Oleh karena itu, dalam kesempatan pertemuan dengan Mr. Li Bin, Vice Chairperson of the 13th National Committee of the Chinese People's Political Consultative Conference (CPPCCC), yang merupakan lembaga penasihat legislatif, Wakil Ketua DPR RI menyampaikan komitmen Indonesia dalam memperkuat kendaraan bermotor listrik dan mendorong kerja sama dengan Tiongkok dalam pengembangannya. Kerja sama dengan Tiongkok, selaku salah satu negara yang terdepan dalam pengembangan kendaraan listrik perlu dijajaki.

Dalam kunjungan ke Beijing, delegasi DPR RI telah melaksanakan pertemuan dengan tiga perusahaan Konsorsium Morowali yaitu GEM, Tsinghan Group, dan Contemporary Amperex Technology Co. Ltd. (CATL) pada 23 Januari 2019  terkait investasi sektor smelter nikel dan stainless steel serta pengembangan rantai industri nikel menjadi produk turunan baterai listrik, komponen utama dari kendaraan listrik.

Tsinghan Group melalui PT Indonesia Morowali Industrial Park telah melakukan investasi USD5 miliar di Provinsi Sulawesi Tengah untuk smelter nikel dan stainless steel. Sebelumnya, delegasi juga telah melakukan pertemuan dengan Beijing New Energy Vehicles (NEV’s) Technology Innovation Centre (BAIC-BJEV) terkait potensi kendaraan roda empat dan roda dua bertenaga listrik di Indonesia.

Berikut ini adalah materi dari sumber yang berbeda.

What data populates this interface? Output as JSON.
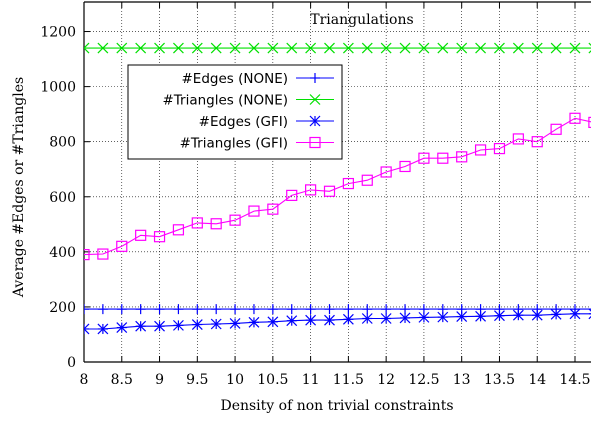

Sementara itu, Dubes Djauhari dalam pidatonya menyambut baik kunjungan delegasi DPR RI untuk pengembangan hubungan bilateral Indonesia–Tiongkok di berbagai bidang. Terkait rencana penggunaan kendaraan bermotor tenaga listrik di Indonesia, Dubes Djauhari berkesempatan menunjukkan kendaraan bermotor roda dua bertenaga listrik buatan PT United Bike yang telah masuk ke pasar di Tiongkok.

Dubes Djauhari bahkan sempat mendemonstrasikan berkendara dengan motor tersebut dan membonceng Wakil Ketua DPR RI. Pengembangan kendaraan listrik merupakan salah satu komitmen pemerintah demi menurunkan emisi gas rumah kaca (CO2) sebesar 29% pada 2030. Selain itu, pengembangannya juga ditujukan untuk menjaga ketahanan energi, khususnya di sektor transportasi darat.

Dalam kunjungannya ke Beijing tersebut, Wakil Ketua DPR RI didampingi Ketua Komisi V, Bapak Fary Djemy Francis; Wakil Ketua Komisi I, Bapak Satya Widha Yudha; Anggota Komisi I, Bapak Darizal Basir; Anggota Komisi II, Bapak Muhammad Afzal Mahfuz; Anggota Komisi VI, Bapak Mukhlisin Sirot Marof; berkunjung ke Republik Rakyat Tiongkok.